Mungiu sigue a Romeo durante los días en los que su hija se presenta a los exámenes, adoptando en todo momento su punto de vista, con la imposibilidad de poder escribir de manera normal dada la lesión de mano sufrida tras la agresión. Así, Romeo se mueve entre una relación con su esposa enfermiza, la relación con su joven amante y el intento de conseguir que su hija no tenga problemas en los exámenes. Y lo que podría ser simplemente la agonía de un padre, Mungiu lo convierte en la representación de una generación, y de una parte de la sociedad rumana, que quejándose de los tiempos que tuvieron que pasar y deseando que sus hijos tengan el mejor futuro posible, lo que acaban ocasionando es una perpetuación de la miseria moral y ética de la que se quejan a través de unas pequeñas corrupciones que, aunque consideran pequeñas, en su suma, repercuten en esa continuidad.

El cineasta rumano se toma su tiempo para ir desarrollando una historia que va desvelando lo anterior con tranquilidad, casi como un thriller psicológico, con atención a las largas conversaciones, con una construcción visual de gran precisión que combina los planos fijos con movimientos de cámara pero en ambos casos con una atención especial a mantener a los personajes dentro del encuadre de tal manera que parecen atrapados en él. Y en su realidad. Un tono seco que anula todo tipo de emoción, a no ser en las últimas imágenes, cuando Romeo entiende que lo que quizá necesita su hija, como el resto de jóvenes rumanos, es vivir su vida, construir una nueva sociedad no regida por sus mayores, por su deseo de controlar, por el resentimiento, independientemente de que hayan tenido una mejor o peor vida, por el pasado de su país.

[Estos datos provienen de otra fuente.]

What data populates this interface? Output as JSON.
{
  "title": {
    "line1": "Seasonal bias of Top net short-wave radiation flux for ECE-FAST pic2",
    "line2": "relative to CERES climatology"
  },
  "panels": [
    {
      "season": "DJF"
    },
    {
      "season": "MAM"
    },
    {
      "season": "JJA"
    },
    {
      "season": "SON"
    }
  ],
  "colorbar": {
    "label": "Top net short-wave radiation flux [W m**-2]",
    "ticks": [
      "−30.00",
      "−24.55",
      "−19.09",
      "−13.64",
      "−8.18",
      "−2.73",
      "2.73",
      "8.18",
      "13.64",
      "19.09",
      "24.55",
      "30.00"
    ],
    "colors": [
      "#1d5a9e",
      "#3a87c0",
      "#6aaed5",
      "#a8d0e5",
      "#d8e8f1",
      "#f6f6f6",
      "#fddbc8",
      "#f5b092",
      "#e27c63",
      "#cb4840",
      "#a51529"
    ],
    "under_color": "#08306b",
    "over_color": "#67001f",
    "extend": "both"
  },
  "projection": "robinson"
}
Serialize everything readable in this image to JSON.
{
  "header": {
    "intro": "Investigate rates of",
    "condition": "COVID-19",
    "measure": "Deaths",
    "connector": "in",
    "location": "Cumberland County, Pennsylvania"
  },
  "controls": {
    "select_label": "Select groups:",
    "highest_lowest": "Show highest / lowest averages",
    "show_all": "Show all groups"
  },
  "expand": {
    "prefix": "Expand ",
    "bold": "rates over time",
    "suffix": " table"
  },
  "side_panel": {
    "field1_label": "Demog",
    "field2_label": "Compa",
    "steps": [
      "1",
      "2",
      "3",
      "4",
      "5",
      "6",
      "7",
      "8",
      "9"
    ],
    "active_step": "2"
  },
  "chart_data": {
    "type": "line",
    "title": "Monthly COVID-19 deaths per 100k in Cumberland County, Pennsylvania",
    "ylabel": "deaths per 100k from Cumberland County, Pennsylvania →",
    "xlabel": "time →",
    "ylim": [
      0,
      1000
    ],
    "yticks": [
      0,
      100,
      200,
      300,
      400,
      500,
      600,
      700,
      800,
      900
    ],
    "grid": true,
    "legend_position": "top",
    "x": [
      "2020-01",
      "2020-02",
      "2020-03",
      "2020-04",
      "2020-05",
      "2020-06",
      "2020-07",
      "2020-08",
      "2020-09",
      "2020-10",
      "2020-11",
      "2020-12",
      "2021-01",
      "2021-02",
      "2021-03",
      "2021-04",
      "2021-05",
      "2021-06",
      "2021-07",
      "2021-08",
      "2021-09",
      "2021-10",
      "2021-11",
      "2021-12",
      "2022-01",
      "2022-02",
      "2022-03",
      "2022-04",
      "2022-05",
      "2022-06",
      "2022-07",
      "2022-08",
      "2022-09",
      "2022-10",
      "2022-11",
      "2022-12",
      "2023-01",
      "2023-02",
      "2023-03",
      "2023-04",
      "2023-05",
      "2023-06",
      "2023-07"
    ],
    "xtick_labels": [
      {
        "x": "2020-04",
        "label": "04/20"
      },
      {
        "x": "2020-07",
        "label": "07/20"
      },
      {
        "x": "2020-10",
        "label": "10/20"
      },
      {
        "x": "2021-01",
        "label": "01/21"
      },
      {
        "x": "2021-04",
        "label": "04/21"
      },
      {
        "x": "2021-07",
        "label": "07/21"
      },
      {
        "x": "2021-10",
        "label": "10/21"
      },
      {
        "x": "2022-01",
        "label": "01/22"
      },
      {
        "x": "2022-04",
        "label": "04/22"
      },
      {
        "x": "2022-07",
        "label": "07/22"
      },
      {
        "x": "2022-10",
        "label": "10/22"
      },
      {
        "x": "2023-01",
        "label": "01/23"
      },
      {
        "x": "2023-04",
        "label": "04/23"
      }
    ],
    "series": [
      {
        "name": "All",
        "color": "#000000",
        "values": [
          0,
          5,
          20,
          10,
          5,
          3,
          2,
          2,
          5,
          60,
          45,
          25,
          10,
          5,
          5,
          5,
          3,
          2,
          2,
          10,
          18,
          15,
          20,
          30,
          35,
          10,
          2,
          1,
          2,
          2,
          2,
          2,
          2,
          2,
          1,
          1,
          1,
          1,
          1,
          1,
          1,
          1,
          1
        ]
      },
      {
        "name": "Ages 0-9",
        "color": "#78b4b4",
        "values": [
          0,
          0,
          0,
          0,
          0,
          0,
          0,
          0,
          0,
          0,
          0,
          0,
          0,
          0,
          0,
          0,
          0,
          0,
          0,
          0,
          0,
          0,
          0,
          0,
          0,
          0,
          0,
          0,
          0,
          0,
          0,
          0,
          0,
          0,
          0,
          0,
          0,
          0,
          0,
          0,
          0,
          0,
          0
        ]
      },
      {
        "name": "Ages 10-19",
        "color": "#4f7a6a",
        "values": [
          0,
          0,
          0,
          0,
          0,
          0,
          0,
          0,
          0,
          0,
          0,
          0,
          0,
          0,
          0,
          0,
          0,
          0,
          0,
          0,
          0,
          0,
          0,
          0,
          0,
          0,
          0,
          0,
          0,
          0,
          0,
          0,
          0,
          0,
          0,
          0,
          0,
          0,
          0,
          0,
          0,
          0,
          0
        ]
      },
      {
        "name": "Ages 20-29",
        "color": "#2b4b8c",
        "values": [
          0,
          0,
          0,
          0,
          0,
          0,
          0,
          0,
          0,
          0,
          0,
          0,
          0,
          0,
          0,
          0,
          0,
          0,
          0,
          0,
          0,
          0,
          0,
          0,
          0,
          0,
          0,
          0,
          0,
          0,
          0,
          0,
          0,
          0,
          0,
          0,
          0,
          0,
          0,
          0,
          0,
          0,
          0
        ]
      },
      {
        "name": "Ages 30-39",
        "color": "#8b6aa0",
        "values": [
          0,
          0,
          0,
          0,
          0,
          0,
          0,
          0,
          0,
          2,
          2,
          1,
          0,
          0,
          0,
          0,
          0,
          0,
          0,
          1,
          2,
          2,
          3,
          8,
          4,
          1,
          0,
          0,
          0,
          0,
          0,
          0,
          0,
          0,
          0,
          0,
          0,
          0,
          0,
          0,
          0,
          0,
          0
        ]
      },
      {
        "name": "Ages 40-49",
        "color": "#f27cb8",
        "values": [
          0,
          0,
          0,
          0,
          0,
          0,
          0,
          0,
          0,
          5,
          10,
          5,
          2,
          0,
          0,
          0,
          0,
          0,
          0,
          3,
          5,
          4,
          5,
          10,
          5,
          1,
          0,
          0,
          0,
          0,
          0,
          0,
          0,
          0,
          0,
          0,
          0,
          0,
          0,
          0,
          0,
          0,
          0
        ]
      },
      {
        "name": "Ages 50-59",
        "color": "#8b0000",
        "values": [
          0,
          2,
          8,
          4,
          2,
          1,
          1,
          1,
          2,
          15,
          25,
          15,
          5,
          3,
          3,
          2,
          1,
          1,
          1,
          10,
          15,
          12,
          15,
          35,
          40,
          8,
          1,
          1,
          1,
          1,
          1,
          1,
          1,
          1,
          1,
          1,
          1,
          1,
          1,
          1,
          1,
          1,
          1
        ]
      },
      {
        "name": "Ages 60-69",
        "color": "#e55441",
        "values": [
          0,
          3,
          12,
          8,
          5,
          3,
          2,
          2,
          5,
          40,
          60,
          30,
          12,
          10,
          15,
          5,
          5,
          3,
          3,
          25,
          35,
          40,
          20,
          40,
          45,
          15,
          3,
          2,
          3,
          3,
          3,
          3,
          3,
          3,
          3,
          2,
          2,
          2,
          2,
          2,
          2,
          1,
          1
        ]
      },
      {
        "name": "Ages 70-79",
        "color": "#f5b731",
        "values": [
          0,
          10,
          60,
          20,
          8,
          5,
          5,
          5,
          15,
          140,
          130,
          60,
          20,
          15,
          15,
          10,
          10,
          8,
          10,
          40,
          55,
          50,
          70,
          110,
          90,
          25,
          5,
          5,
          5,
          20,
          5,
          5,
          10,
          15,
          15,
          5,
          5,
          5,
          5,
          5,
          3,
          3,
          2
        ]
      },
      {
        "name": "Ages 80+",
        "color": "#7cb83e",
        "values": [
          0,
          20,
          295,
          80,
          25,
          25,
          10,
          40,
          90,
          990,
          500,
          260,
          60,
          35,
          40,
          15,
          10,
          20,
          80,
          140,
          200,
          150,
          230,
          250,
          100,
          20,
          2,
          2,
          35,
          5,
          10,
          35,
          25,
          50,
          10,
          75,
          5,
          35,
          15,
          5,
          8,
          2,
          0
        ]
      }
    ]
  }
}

Romeo, que tanto desea que su hija abandone Rumania, vive una doble vida, asentada en lo falsario y en la indecisión, con una clara hipocresía que, comprende, no puede seguir postergando. Mungiu toma partido pero no juzga, lo cual le aleja, por fortuna, de algunos popes del cine europeo de los últimos años, empeñados en dar lecciones, y apuesta por un humanismo reconciliador en el que queda cierta esperanza, incluso, en una sociedad en la que, aunque renovada, todavía anidan miserias pasadas que posiblemente nunca se vayan del todo, pero queda, insistimos, la esperanza.